Rumus Anomali Bouguer:
g gobs (gn KUB KB KM ) …………………………………….. (4)
Dimana g adalah anomali bouguer, gobs adalah percepatan gayaberat teramati,
gn adalah percepatan gayaberat setelah dikoreksi lintang, KUB adalah koreksi
udara bebas, KB adalah koreksi bouguer dan KM adalah koreksi medan.
D. Analisis Spektral
Analisis spektral untuk mengestimasi lebar jendela serta estimasi kedalaman
anomaly gaya berat. Analisi spektral dilakukan dengan cara mentransformasi
Fourier lintasan yang telah ditentukan pada peta kontur Anomali Bouger
Lengkap. Secara umum, suatu transformasi Fourier adalah menyusun
kembali/mengurai suatu gelombang sembarang ke dalam gelombang sinus
dengan frekuensi bervariasi dimana hasil penjumlahan gelombang-gelombang
sinus tersebut adalah bentuk gelombang aslinya (Kadir, 2000). Untuk analisis
lebih lanjut, amplitudo gelombang-gelombang tersebut didisplay sebagai fungsi
dari frekuensinya. Secara matematis hubungan antara gelombang s(t) yang akan
diindentifikasi gelombang sinusnya (input) dan S(f) sebagai hasil transformasi
Fourier iberikan oleh persamaan berikut:
𝑆(𝑓) = ∫ 𝑠(𝑡)𝑒−𝑗𝜔𝑡𝑑𝑡∞
−∞ ………………………………..………… (6)
Dimana j adalah √−1
21
Pada metoda gaya berat, spektrum diturunkan dari potensial gaya berat yang
teramati pada suatu bidang horizontal dimana transformasi Fouriernya sebagai
berikut (Blakelly, 1996):
𝐹(𝑈) = 𝛾 𝜇 𝐹 (1
𝑟) dan 𝐹 (
1
𝑅) = 2𝜋
𝑒|𝑘|(𝑧
0−𝑧1)
|𝐾| ……………………....... (7)
Dimana 𝑈 adalah Potensial gayaberat, 𝜇 adalah anomali rapat masa, 𝛾 adalah
konstanta gayaberat dan 𝑟 adalah jarak.
Sehingga persamaannya menjadi:
𝐹(𝑈) = 2𝜋 𝛾 𝜇 𝑒|𝑘|(𝑧0−𝑧1)
|𝑘| ………………………………………………….. (8)
Berdasarkan persamaan diatas, transformasi Fourier anomaly gayaberat yang
diamati pada bidang horizontal diberikan oleh :
𝐹(𝑔𝑍) = 𝛾 𝜇 𝐹 (𝜕
𝜕𝑧
1
𝑟)
= 𝛾 𝜇 𝜕
𝜕𝑧 𝐹 (
1
𝑟)
𝐹(𝑔𝑧 ) = 2𝜋 𝛾 𝜇 𝑒|𝑘|(𝑧0−𝑧1) ……………………….………………………….(9)

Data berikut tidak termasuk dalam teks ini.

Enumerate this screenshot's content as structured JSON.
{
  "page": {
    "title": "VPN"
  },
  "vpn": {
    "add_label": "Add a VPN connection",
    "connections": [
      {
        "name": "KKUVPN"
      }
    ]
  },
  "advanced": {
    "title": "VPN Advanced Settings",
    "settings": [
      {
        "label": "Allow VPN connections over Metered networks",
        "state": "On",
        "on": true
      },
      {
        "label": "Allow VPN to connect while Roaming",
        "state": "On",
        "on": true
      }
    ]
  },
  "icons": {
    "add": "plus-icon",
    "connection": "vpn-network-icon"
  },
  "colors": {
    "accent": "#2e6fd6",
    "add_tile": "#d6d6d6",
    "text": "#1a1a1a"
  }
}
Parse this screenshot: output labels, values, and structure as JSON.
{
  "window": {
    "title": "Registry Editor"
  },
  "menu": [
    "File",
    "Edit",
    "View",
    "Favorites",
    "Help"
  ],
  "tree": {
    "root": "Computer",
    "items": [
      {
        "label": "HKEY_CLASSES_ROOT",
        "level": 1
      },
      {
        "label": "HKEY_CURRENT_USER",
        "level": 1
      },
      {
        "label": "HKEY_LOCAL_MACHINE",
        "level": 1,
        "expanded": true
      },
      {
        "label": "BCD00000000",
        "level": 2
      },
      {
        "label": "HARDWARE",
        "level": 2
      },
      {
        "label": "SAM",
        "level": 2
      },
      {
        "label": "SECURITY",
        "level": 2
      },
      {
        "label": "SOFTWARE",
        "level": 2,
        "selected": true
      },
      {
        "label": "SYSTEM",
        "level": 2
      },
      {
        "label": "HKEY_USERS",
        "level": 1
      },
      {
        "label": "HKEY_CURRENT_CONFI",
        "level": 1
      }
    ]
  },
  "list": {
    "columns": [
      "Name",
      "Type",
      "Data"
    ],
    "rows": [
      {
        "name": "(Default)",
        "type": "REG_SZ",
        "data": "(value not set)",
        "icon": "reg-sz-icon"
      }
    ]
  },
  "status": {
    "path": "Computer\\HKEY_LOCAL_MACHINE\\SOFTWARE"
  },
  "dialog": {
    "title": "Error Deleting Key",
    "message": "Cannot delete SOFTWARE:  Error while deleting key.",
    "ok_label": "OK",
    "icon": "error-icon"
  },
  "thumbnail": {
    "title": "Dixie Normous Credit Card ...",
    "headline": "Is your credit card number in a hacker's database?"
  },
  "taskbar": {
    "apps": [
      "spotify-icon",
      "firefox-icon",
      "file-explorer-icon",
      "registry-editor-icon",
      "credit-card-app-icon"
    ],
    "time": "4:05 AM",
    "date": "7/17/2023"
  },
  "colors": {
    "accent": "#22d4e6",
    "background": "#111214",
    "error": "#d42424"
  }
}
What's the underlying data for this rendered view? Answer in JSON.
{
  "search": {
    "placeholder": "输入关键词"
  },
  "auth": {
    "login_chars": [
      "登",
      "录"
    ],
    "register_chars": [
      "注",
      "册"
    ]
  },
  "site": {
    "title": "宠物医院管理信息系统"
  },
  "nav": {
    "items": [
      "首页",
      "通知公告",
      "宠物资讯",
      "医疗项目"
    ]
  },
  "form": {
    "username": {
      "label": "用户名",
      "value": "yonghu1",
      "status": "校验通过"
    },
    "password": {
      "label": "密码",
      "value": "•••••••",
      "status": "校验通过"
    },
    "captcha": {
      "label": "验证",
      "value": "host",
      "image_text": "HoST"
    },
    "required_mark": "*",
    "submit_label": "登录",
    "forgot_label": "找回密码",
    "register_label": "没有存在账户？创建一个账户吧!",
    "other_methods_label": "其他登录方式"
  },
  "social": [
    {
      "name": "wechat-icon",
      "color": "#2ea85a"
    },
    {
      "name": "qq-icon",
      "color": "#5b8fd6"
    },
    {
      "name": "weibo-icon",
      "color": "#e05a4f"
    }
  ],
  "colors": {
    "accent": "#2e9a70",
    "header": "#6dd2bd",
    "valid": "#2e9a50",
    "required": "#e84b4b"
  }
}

Dimana 𝑔𝑧 adalah anomaly gayaberat, 𝑧0 adalah ketinggian titik amat, 𝑘 adalah
bilangan gelombang dan 𝑧 adalah kedalaman benda anomali.
Jika distribusi rapat massa bersifat random dan tidak ada korelasi antara masing-
masing nilai gaya berat , maka µ=1 sehingga hasil transformasi Fourier anomali
gaya berat menjadi :
𝐴 = 𝐶 𝑒|𝑘|(𝑧0−𝑧1)……………………………………………………………(10)
Dimana 𝐴 adalah amplitudo dan C adalah konstanta.
Estimasi lebar jendela dilakukan untuk menentukan lebar jendela yang akan
digunakan untuk memisahkan dan regional dan residual (Gambar 7). Untuk
22
mendapatkan estimasi lebar jendela yang optimal dilakukan dengan cara
menghitung logaritma spectrum amplitude yang dihasilkan dari transformasi
Fourier pada persamaan di atas sehingga menghasilkan persamaan garis lurus.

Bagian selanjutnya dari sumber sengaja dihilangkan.